Winfree, 32, is an assistant professor of computer science and computation and neural systems at the California Institute of Technology. A Caltech graduate, he has been a member of the faculty since 1999.
"Our group is interested in biomolecular computation: how systems of biomolecules, such as DNA and enzymes, can process information and carry out algorithms," Winfree explains on his lab's Web site. "While our theoretical studies are wide-ranging, our experimental efforts focus on coaxing DNA to perform algorithmic tricks."

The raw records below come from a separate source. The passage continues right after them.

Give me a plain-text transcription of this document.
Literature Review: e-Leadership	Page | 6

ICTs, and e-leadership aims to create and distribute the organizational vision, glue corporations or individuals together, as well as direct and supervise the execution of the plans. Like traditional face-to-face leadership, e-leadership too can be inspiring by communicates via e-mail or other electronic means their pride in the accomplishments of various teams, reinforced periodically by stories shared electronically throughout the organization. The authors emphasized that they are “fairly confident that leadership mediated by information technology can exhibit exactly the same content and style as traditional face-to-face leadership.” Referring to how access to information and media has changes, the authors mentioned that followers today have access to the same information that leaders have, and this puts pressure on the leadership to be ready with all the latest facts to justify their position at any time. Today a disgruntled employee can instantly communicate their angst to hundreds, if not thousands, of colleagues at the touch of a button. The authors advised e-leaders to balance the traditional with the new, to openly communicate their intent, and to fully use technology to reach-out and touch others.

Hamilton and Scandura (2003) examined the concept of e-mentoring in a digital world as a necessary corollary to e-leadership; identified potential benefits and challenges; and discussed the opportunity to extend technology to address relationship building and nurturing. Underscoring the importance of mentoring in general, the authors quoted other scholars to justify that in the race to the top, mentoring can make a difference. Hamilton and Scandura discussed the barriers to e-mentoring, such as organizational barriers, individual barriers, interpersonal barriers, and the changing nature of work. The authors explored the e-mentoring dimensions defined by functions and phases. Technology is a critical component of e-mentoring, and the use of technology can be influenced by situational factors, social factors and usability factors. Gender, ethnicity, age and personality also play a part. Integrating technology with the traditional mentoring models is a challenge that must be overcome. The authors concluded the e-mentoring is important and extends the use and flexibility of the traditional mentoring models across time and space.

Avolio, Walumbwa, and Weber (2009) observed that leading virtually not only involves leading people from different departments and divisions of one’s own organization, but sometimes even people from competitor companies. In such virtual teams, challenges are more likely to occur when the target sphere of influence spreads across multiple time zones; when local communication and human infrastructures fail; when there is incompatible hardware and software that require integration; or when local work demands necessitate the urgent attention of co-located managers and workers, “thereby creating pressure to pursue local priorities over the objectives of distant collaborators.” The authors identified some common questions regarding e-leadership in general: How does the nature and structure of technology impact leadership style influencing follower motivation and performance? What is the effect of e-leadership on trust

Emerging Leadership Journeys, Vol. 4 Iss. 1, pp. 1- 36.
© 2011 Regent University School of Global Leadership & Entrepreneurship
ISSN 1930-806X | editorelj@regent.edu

The PECASE is the third major award Winfree has won in the last two years. In 2000 he was named a MacArthur Fellow in the program often referred to as the "Genius Grants." In addition, he was awarded a $500,000 Faculty Early Career Development (CAREER) award from the National Science Foundation in 2001, and in 2000 was on MIT's first list of TR100 innovators.
A native of Chicago, Winfree earned his bachelor's degree in mathematics from the University of Chicago in 1991, and studied computation and neural systems under John Hopfield and Al Barr at Caltech from 1992 to 1998. He also was a postdoctoral scholar at Princeton and a visiting scientist at MIT.
The PECASE awards were created in 1996 by the Clinton Administration "to recognize some of the nation's finest junior scientists and engineers and to maintain U.S. leadership across the frontiers of scientific research."